Among the manufacturers capturing this 40-to-64-year-old segment of the market is David Dart, whose signature collection has been a key resource for boomers since 1987. He noted color and prints keep the line current, and he steers clear of tight silhouettes.
For July deliveries, he asked the question: How do you do Cavalli-style jeans for a David Dart customer? The result was a group of baroque animal print bottoms in a sophisticated palette of avocado, tangerine and chocolate brown. Dart has also traded stretch jeans for rayon pants with elastic waistbands and is doing the novel T-shirts that flooded the market this season in lighter shades, replacing trendier rhinestone embellishments with antique gold studs.
“Our customer loves buying coordinated looks. She wants it to be new, on-trend, but she doesn’t want to look like her daughter or her granddaughter,” he said.
Ultimately, he noted candidly, “there isn’t a whole lot out there for the more mature customer.” But he counts Ellen Tracy and Eileen Fisher among a handful of successful resources targeting this segment.
Peter Cohen is another Los Angeles designer fighting the good fight for this customer by focusing on sophisticated and forgiving silhouettes that enhance the mature boomer body. His upscale collection brings imported fabrics and leathers to a seasoned clientele while offering more coverage and fluid bodies. Tops offer hints of cleavage without being overly revealing, and dresses often gather at the torso, allowing for a looser fit below.
Silver-haired Carmen, a favorite Vogue model of the Fifties and Sixties, serves as muse, yet Cohen’s customer runs the gamut from urban professional to thirtysomething actress Anne Heche. “There’s a certain elegance you can achieve at a later stage of life that you can’t when you’re younger,” said Cohen.

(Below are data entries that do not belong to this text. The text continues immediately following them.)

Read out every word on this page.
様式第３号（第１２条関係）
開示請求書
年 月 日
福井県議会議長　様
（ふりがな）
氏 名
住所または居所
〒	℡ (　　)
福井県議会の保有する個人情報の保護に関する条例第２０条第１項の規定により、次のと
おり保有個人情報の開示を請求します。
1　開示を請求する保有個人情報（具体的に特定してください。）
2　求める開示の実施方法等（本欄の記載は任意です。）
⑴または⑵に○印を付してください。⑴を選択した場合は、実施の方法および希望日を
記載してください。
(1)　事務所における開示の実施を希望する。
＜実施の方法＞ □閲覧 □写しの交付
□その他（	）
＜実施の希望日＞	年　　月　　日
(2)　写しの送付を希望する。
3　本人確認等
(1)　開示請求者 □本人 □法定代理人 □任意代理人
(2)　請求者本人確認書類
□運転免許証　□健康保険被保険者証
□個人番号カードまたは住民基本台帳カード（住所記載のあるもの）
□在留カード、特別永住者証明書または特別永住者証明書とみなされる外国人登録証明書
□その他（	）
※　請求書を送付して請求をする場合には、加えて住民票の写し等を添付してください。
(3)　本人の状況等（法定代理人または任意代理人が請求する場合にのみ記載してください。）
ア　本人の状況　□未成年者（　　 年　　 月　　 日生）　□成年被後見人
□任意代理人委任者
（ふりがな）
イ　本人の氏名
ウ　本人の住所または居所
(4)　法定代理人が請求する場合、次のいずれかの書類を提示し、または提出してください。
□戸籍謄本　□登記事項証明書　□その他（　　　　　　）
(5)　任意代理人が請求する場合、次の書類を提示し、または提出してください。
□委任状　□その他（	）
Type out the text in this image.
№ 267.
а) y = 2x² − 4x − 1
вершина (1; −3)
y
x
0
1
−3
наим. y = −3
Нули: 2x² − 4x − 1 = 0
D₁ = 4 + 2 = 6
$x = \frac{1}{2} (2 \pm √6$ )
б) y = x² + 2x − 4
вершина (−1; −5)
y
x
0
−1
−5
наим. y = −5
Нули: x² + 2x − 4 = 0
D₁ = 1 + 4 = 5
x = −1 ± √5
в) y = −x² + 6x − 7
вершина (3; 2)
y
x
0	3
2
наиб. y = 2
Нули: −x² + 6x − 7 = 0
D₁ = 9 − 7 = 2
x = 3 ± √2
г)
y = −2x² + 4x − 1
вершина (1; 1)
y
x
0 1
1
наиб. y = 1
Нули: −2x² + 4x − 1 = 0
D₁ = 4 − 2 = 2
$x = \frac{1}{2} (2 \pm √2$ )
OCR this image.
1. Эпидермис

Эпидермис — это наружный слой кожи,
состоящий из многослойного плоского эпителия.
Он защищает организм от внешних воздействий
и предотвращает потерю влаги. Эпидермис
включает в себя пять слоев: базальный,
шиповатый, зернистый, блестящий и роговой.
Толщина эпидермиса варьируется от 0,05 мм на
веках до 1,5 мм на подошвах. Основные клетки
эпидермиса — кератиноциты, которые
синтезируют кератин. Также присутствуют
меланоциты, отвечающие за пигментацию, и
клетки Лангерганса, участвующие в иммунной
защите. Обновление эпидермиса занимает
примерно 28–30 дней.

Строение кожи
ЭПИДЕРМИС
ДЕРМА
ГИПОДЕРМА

In Beverly Hills, Farrah Dragon Cashmere has had success appealing to a 30- to 50-year-old customer with color and versatile cashmere looks.
“I don’t go too crazy with trendy stuff, because it’s cashmere and they want it to last forever. We offer three-quarter sleeves, in case that the woman isn’t really hip on showing her upper arms,” said Dragon, who opened her door in September 2000.
Dragon said she is still learning her customer’s mind-set, but notes her more mature customer is often in good shape and able to take risks with styling.
For soccer moms and what Dragon aptly calls the yoga crowd, she stocks drawstring bottoms by White & Warren. Twinsets and cardigans are also strong sellers.